Map of Tara Oceans distributions of diatom TSET meta-transcripts Circles represent the mean between surface and DCM samples of the normalized total abundances of all putative TSET subunits transcripts found in each sampling station. The abundance of transcripts is expressed as the percentage of total transcript reads within the station, normalized by the total abundance of diatoms transcript reads within the same station. The presence or absence of the putative TSET subunits transcripts in a station is shown on the corresponding pie chart. Gray crosses indicate the location of all sampling stations.

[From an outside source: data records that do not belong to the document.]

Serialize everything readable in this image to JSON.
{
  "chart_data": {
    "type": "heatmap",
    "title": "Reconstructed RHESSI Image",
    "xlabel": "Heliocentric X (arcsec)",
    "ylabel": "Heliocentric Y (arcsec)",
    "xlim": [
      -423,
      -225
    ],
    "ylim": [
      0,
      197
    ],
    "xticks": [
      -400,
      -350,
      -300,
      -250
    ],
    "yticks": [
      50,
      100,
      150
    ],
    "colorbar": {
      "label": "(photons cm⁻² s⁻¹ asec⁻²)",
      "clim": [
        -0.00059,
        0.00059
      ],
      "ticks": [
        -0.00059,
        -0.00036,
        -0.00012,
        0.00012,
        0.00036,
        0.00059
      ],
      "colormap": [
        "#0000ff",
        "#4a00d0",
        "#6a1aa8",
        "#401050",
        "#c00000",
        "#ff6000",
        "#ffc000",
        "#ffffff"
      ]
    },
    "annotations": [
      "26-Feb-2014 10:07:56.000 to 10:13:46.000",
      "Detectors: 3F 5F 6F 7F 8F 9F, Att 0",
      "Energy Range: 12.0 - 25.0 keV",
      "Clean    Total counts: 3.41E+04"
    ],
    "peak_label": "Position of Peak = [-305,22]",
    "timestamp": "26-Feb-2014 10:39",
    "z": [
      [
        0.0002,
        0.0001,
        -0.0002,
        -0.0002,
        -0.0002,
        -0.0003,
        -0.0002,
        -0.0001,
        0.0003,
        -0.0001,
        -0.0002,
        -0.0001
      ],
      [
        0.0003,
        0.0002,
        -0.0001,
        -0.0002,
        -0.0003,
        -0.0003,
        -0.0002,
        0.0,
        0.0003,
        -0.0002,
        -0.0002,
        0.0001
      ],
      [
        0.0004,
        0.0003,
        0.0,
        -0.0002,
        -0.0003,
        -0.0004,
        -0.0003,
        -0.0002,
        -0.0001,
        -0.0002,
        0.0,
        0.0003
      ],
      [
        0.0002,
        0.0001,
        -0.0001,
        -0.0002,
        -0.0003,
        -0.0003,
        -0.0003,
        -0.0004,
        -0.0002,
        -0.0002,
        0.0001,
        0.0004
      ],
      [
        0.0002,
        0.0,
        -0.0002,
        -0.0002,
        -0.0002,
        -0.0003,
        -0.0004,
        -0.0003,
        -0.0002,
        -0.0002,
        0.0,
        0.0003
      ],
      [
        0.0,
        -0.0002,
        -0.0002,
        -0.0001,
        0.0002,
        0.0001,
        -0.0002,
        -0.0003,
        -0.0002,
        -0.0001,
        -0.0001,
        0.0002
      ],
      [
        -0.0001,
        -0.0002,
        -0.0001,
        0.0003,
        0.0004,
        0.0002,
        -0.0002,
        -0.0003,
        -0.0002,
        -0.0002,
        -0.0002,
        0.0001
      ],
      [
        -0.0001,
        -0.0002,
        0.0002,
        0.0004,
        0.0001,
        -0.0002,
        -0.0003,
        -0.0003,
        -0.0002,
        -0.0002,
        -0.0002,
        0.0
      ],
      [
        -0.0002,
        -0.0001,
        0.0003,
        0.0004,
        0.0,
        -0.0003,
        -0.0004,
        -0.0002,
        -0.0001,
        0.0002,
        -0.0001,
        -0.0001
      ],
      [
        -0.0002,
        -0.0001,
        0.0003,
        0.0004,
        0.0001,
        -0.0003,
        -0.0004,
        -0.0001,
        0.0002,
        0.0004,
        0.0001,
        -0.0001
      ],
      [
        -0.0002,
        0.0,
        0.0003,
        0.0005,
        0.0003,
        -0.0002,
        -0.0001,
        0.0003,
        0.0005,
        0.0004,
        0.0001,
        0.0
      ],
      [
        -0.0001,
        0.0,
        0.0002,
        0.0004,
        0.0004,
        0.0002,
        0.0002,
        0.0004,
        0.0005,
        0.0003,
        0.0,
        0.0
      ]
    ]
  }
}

No occurrence of TSAUCER transcripts was detected.

Figure 7

Correlations between the relative abundances of diatom TSET meta-transcripts and Tara Oceans environmental variables (A) Heatmap of the Spearman correlation coefficients between relative transcript abundances and environmental parameters. Normalized relative abundances for each sampling stations were calculated for samples corresponding to the 0.8 to 2000 μm size fraction, collected at the surface (SRF) or at the Deep Chlorophyll Maximum (DCM). Shapes and colors of the ellipses correspond to the correlation coefficient value, empty signs show that no value is available for the corresponding environmental parameter. The “TSAUCER” column is blank as no transcripts were detected. (B) Principal component analysis of Tara environmental conditions and TSET relative abundances. “TSET abundance” corresponds to the normalized total abundances of all putative TSET subunits meta-transcripts found in each sampling station, depth and size fraction. Environmental parameters used for the PCA are listed in A, with the minimal and maximal O₂ depths added. PC1 is positively associated with nitrogen and phosphorus nutrient concentrations, PC2 is positively associated with carbon nutrient and pH, PC3 is associated with depth parameters (salinity, density, photosynthetically active radiations).